The paper evaluated several models, including GPT-4, Mistral 8x7b, and Phi-2 2.7b. The results revealed that while larger models like GPT-4 excelled in generating coherent and relevant questions, the smaller Phi-2 model demonstrated comparable or even superior performance in some cases. This indicates that model size alone does not necessarily determine knowledge acquisition potential.

Performance Highlights

  1. GPT-4: Generally led in most metrics and subjects, particularly in advanced tasks, displaying superior knowledge and reasoning capabilities.
  2. Mistral 8x7b: Showed strong performance, especially in Chemistry and Mathematics, often matching or exceeding GPT-4 in specific areas.
  3. Phi-2 2.7b: Despite its smaller size, Phi-2 performed exceptionally well in generating relevant and coherent questions, challenging the notion that larger models are inherently superior.
  4. Llama2 Models: Consistently scored lower, indicating potential limitations in training or architecture for CDQG tasks.
  5. Gemini: Although generally scoring lower, it showed exceptional diversity, likely due to its multi-modal training approach.

Practical and Theoretical Implications

The findings have significant implications for the development of more knowledgeable AI systems.
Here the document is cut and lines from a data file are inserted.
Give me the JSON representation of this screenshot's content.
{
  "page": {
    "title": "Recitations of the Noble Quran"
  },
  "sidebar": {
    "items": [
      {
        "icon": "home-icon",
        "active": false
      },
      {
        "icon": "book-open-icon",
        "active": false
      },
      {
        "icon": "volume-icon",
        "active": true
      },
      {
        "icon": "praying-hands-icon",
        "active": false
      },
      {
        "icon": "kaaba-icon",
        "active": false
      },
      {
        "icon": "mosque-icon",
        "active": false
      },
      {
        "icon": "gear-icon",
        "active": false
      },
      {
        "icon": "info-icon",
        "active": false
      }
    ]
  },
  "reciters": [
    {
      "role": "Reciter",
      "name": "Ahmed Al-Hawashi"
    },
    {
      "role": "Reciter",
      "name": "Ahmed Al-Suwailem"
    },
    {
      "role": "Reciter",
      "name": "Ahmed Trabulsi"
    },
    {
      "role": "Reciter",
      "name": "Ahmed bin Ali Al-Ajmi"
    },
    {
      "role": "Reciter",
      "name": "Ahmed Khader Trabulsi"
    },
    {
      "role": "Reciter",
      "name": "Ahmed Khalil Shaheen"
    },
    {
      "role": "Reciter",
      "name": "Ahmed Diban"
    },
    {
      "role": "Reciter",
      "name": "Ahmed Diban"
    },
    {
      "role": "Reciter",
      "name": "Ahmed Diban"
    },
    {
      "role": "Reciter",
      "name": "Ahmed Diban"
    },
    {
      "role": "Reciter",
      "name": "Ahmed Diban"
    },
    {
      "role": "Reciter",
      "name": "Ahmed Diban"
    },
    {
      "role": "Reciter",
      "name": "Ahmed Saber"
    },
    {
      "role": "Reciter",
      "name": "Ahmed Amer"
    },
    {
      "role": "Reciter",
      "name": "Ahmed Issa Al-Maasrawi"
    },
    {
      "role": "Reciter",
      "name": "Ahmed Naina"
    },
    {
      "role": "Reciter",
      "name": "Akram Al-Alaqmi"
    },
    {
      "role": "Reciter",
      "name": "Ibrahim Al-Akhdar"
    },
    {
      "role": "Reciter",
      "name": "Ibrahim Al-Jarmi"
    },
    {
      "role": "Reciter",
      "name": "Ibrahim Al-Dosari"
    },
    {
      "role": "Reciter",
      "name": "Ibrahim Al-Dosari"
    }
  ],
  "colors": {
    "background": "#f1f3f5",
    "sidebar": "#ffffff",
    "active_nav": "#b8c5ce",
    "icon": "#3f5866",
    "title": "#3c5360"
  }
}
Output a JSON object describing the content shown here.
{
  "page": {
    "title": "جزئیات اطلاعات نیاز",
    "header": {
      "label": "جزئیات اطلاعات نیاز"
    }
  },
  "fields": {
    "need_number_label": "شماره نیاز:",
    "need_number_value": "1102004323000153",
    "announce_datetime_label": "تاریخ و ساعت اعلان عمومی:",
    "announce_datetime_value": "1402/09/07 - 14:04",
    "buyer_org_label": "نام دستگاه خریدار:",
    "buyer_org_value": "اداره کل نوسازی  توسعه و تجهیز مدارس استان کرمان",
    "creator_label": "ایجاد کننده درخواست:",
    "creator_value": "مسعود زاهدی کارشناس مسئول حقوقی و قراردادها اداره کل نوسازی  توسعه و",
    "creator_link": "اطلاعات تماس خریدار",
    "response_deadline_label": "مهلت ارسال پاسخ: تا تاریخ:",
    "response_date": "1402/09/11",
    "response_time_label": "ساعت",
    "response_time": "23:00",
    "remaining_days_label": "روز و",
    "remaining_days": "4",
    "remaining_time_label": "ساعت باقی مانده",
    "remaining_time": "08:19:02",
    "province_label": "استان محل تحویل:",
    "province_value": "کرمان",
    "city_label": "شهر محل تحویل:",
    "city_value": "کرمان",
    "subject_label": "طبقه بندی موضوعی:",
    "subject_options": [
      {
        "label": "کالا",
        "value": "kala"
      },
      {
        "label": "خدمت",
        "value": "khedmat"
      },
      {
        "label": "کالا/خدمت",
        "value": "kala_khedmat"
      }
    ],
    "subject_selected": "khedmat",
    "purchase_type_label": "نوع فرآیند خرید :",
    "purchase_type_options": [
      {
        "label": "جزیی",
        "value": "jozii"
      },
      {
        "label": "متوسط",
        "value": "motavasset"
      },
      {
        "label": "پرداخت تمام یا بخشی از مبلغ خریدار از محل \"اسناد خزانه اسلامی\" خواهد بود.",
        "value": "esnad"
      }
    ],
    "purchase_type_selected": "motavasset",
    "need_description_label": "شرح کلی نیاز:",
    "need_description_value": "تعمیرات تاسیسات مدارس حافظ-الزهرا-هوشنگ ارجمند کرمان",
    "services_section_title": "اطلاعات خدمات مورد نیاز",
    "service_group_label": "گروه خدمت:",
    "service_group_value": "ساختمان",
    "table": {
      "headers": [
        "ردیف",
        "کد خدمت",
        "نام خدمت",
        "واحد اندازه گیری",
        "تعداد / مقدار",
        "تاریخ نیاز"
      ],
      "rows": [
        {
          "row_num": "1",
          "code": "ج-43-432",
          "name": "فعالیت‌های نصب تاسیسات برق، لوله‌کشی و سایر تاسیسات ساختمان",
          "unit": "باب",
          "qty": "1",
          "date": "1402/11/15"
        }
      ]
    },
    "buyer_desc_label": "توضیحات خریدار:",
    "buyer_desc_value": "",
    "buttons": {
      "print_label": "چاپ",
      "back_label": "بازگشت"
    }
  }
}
The proposed CDQG framework addresses a previously overlooked capability of LLMs: their potential for novel knowledge discovery through inquiry. By quantifying this capability, the framework opens avenues for developing LLMs that not only store information but also actively seek new knowledge.

Future Developments in AI

Future research could explore expanding this framework to assess other cognitive abilities like reasoning depth, creativity, and factual accuracy. Furthermore, integrating metrics that capture human-centric qualities, such as emotional intelligence and adaptability, could provide a more comprehensive understanding of LLMs' cognitive processes. Additionally, there's potential for models that not only generate questions but also critically reflect on their outputs, paving the way for self-improving AI systems.

Conclusion

The paper introduces a novel evaluation framework for LLMs focused on curiosity-driven question generation. The paper demonstrates that while larger models like GPT-4 excel in generating high-quality questions, smaller models such as Phi-2 also show remarkable potential. This research highlights the importance of considering multiple dimensions, including relevance, coherence, and diversity, in evaluating AI's ability to simulate human-like inquiry. The proposed framework serves as a foundational step towards developing more inquisitive and knowledgeable AI systems that can autonomously drive innovation and intellectual growth.